Reliability: Crohnbach’s alpha (α) ranged from 0.59 to 0.85 and intraclass correlation coefficients (ICC) ranged from 0.91 to 0.95. The instrument measurement error (SEM) was estimated to 1.89 - 4.40 points, and the smallest detectable change (SDC90) was 4.49 - 10.45 points (Table 1). SEM is an expression of the average measurement error, while SDC is the uncertainty related to this average. For instance, the Standard error of measurement is 1.89 for bowel pattern, but to be 90% certain that a real change beyond the measurement error has occurred; the patient score has to change by 4.49 points.
Content validity: Small adjustments to the questionnaire were made based on the results from the cognitive interviews. Overall percentage of missing data at baseline was 3.3%, ranging from 0.5% to 11.1% (Restriction of sexual activities) for single items. No floor or ceiling effects were found in the total score distributions of bowel pattern, bowel control or impact on QoL. Similarly, no floor or ceiling effect was observed in any of the single items.
Construct validity: The original 3-factor solution from the English version of ICIQ-B was tested in the Norwegian version by means of CFA. The goodness-of-fit statistics did not show an acceptable fit and suggested that the model should be rejected.
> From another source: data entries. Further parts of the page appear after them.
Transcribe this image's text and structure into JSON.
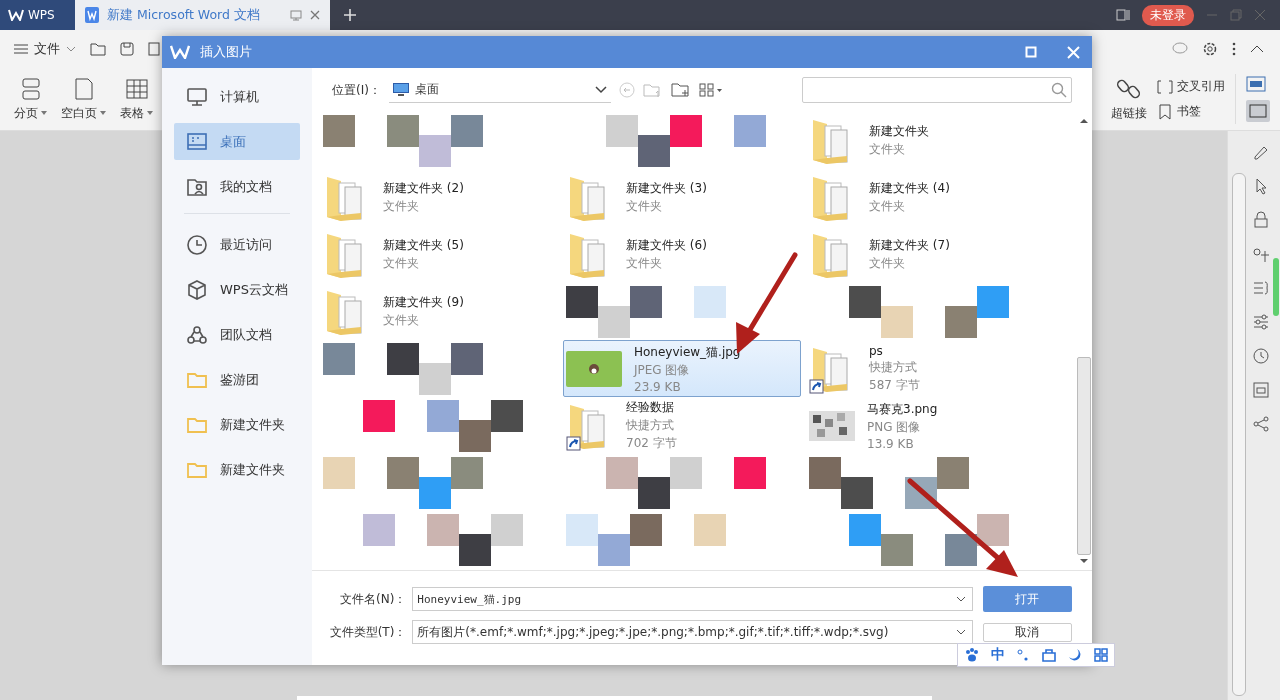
{
  "app_tabs": [
    {
      "label": "WPS",
      "kind": "home",
      "selected": false
    },
    {
      "label": "新建 Microsoft Word 文档",
      "kind": "doc",
      "selected": true
    }
  ],
  "login_badge": "未登录",
  "menu": {
    "label": "文件"
  },
  "ribbon_left": [
    {
      "label": "分页"
    },
    {
      "label": "空白页"
    },
    {
      "label": "表格"
    }
  ],
  "ribbon_right": {
    "big": {
      "label": "超链接"
    },
    "small": [
      {
        "label": "交叉引用"
      },
      {
        "label": "书签"
      }
    ]
  },
  "dialog": {
    "title": "插入图片",
    "nav": [
      {
        "label": "计算机",
        "selected": false
      },
      {
        "label": "桌面",
        "selected": true
      },
      {
        "label": "我的文档",
        "selected": false
      },
      {
        "label": "最近访问",
        "selected": false
      },
      {
        "label": "WPS云文档",
        "selected": false
      },
      {
        "label": "团队文档",
        "selected": false
      },
      {
        "label": "鉴游团",
        "selected": false
      },
      {
        "label": "新建文件夹",
        "selected": false
      },
      {
        "label": "新建文件夹",
        "selected": false
      }
    ],
    "location_label": "位置(I)：",
    "location": "桌面",
    "files": [
      {
        "kind": "blurred"
      },
      {
        "kind": "blurred"
      },
      {
        "kind": "folder",
        "name": "新建文件夹",
        "type": "文件夹",
        "selected": false
      },
      {
        "kind": "folder",
        "name": "新建文件夹 (2)",
        "type": "文件夹",
        "selected": false
      },
      {
        "kind": "folder",
        "name": "新建文件夹 (3)",
        "type": "文件夹",
        "selected": false
      },
      {
        "kind": "folder",
        "name": "新建文件夹 (4)",
        "type": "文件夹",
        "selected": false
      },
      {
        "kind": "folder",
        "name": "新建文件夹 (5)",
        "type": "文件夹",
        "selected": false
      },
      {
        "kind": "folder",
        "name": "新建文件夹 (6)",
        "type": "文件夹",
        "selected": false
      },
      {
        "kind": "folder",
        "name": "新建文件夹 (7)",
        "type": "文件夹",
        "selected": false
      },
      {
        "kind": "folder",
        "name": "新建文件夹 (9)",
        "type": "文件夹",
        "selected": false
      },
      {
        "kind": "blurred"
      },
      {
        "kind": "blurred"
      },
      {
        "kind": "blurred"
      },
      {
        "kind": "jpg",
        "name": "Honeyview_猫.jpg",
        "type": "JPEG 图像",
        "size": "23.9 KB",
        "selected": true
      },
      {
        "kind": "shortcut",
        "name": "ps",
        "type": "快捷方式",
        "size": "587 字节",
        "selected": false
      },
      {
        "kind": "blurred"
      },
      {
        "kind": "shortcut",
        "name": "经验数据",
        "type": "快捷方式",
        "size": "702 字节",
        "selected": false
      },
      {
        "kind": "png",
        "name": "马赛克3.png",
        "type": "PNG 图像",
        "size": "13.9 KB",
        "selected": false
      },
      {
        "kind": "blurred"
      },
      {
        "kind": "blurred"
      },
      {
        "kind": "blurred"
      },
      {
        "kind": "blurred"
      },
      {
        "kind": "blurred"
      },
      {
        "kind": "blurred"
      }
    ],
    "filename_label": "文件名(N)：",
    "filename": "Honeyview_猫.jpg",
    "filetype_label": "文件类型(T)：",
    "filetype": "所有图片(*.emf;*.wmf;*.jpg;*.jpeg;*.jpe;*.png;*.bmp;*.gif;*.tif;*.tiff;*.wdp;*.svg)",
    "open_button": "打开",
    "cancel_button": "取消"
  },
  "ime_bar": {
    "mode": "中"
  }
}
The next step, EFA, suggested a 5-factor solution of the 17 items, with 2-6 items in each factor (Table 2).
Interpretation of results
The testing of ICIQ-B demonstrates good reliability in terms of internal consistency and stability of the instrument. Two of three domains had acceptable and good internal consistency in terms of Crohnbach’s alpha, bowel control and impact on QoL respectively. However, for the bowel pattern domain (α= 0.59), the result is borderline to questionable (>0.6). Stability over time was excellent for all domains with ICC ranging from 0.91 to 0.95.
The instrument shows an acceptable level of missing data (mean 3.3%). The absence of floor and ceiling effect demonstrates that the instrument is able to produce a good distribution of responses to an item and that there is no clustering / skewness of scores at the upper or lower level on the scale. The original English version of ICIQ-B suggests a 3-factor solution based on 17 of the instrument’s items. However, the analysis of the Norwegian version suggest a 5-factor solution with an almost completely different factor structure than the original. One of the five factors from the EFA is almost identical to the impact on QoL domain, except that it also loads on the medication item. The poor fit of constructs between the original and translated versions may be due to a small Norwegian sample (n=161 after cases with missing items were excluded). However, another explanation may be that the original English version of ICIQ-B lacks a good factor structure; A review of Quality of life measures in FI concludes that the original English ICIQ-B version did not show sufficient construct validity, since the factor analysis did not consistently show factor loadings of >0.60.